Subsequently update the following field in the `bm25_sphere.json` configuration file:
```bash
"k": 100, # the number of documents to retrieve per query
"index": "faiss_index/sparse", # path to the unpacked sparse BM25 index
```

### Execute retrieval
```
python src/kilt/scripts/execute_retrieval.py \
--model_name bm25 \
--model_configuration configs/bm25_sphere.json \
--test_config src/kilt/kilt/configs/dev_data.json \
--output_folder output/sparse/
```

## Retrieval evaluation
```bash
python src/kilt/kilt/eval_retrieval.py \
output/$index/$dataset-dev-kilt.jsonl \ # retrieval results - the output of running eval_retrieval.py
data/$dataset-dev-kilt.jsonl \ # gold KILT file (available for download in the KILT repo)
--ks="1,20,100"
```

# Standalone dense index usage
Install and launch `distributed-faiss`. More details on the `distributed-faiss` server [here](https://github.com/facebookresearch/distributed-faiss#launching-servers-with-submitit-on-slurm-managed-clusters).

```bash
pip install -e git+https://github.com/facebookresearch/distributed-faiss#egg=distributed-faiss
```

```bash
python src/distributed-faiss/scripts/server_launcher.py \
--log-dir logs/ \
--discovery-config faiss_index/disovery_config.txt \
--num-servers 32 \
--num-servers-per-node 4 \
--timeout-min 4320 \
--save-dir faiss_index/ \
--mem-gb 500 \
--base-port 13034 \
--partition dev &
```

## Standalone client example
For a minimal working example of querying the Sphere dense index, we propose to interact with the DPR model via `transformers` API. To that end please install dependencies:
```bash
pip install transformers==4.17.0
```
Using the DPR checkpoing with transformers API requires reformatting the original checkpoint. You can download and unpack the `transformers`-complatible DPR_web query encoder here:
- [dpr_web_query_encoder_hf.tar.gz](https://dl.fbaipublicfiles.com/sphere/dpr_web_query_encoder_hf.tar.gz)

```bash
mkdir -p checkpoints
wget -P checkpoints https://dl.fbaipublicfiles.com/sphere/dpr_web_query_encoder_hf.tar.gz
tar -xzvf checkpoints/dpr_web_query_encoder_hf.tar.gz -C checkpoints/
```
Alternatively, you can convert the [`dpr_web_biencoder.cp`](http://dl.fbaipublicfiles.com/sphere/dpr_web_biencoder.cp) model yourself using [available scripts](https://github.com/huggingface/transformers/blob/main/src/transformers/models/dpr/convert_dpr_original_checkpoint_to_pytorch.py).

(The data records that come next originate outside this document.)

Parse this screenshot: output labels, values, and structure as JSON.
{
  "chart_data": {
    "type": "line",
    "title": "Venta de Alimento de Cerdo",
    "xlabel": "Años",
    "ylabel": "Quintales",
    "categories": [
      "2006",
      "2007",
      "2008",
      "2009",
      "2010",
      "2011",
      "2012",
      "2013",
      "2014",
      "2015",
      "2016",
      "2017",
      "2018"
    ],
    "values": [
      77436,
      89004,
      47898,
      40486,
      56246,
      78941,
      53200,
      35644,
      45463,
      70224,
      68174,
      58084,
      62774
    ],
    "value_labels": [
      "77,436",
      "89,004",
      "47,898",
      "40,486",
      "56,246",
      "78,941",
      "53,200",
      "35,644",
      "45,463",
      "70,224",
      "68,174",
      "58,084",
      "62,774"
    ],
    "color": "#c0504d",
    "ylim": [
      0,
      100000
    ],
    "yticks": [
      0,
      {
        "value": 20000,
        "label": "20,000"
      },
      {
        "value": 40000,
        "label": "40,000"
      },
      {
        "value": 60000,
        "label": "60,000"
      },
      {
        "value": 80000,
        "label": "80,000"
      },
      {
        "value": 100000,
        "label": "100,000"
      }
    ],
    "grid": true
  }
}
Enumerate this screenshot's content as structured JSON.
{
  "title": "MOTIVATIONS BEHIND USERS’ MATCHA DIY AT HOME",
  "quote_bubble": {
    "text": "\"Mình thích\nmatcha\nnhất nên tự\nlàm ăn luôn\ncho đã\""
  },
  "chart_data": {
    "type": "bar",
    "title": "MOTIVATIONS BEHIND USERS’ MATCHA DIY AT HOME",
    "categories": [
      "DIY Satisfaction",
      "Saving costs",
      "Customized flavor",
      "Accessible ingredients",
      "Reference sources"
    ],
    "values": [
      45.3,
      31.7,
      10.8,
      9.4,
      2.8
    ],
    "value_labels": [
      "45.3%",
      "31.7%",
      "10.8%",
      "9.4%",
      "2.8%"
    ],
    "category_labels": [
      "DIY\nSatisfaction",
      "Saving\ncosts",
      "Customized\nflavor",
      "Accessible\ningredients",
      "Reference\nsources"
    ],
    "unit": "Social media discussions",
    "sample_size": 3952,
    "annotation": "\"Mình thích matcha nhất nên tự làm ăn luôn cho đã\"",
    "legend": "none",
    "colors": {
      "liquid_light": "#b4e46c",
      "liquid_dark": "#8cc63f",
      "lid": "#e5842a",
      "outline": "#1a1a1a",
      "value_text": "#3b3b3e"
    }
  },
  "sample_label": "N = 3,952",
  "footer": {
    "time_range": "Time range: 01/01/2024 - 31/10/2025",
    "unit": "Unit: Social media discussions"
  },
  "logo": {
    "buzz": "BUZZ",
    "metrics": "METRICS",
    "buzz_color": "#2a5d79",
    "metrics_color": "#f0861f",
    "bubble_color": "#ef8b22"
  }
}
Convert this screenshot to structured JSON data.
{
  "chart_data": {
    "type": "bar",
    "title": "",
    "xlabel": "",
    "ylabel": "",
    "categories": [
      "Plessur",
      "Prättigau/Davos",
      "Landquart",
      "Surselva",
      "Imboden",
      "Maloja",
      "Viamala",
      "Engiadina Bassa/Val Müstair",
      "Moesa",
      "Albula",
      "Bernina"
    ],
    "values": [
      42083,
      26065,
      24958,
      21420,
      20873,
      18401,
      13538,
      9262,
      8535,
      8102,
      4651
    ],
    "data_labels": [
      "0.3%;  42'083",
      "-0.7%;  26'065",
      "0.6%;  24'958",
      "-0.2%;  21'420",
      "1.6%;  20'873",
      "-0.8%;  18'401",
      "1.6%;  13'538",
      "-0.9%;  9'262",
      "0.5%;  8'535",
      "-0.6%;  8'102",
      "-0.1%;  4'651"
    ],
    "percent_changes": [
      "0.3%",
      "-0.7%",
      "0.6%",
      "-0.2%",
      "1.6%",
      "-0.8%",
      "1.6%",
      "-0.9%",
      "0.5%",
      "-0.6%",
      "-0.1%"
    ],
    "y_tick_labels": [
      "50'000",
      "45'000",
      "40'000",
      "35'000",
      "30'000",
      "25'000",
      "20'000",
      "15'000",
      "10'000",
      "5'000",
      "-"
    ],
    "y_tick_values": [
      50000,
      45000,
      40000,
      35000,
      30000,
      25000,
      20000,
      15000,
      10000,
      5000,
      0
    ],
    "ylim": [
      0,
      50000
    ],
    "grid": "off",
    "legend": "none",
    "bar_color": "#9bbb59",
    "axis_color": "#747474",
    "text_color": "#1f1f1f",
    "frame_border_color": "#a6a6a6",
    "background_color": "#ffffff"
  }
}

Then you can run the interactive demo:
```bash
python scripts/sphere_client_demo_hf.py \
--encoder checkpoints/dpr_web_query_encoder_hf \
--discovery-config faiss_index/disovery_config.txt \
--index-id dense
```

# License
`Sphere` is released under the CC-BY-NC 4.0 license. See the `LICENSE` file for details.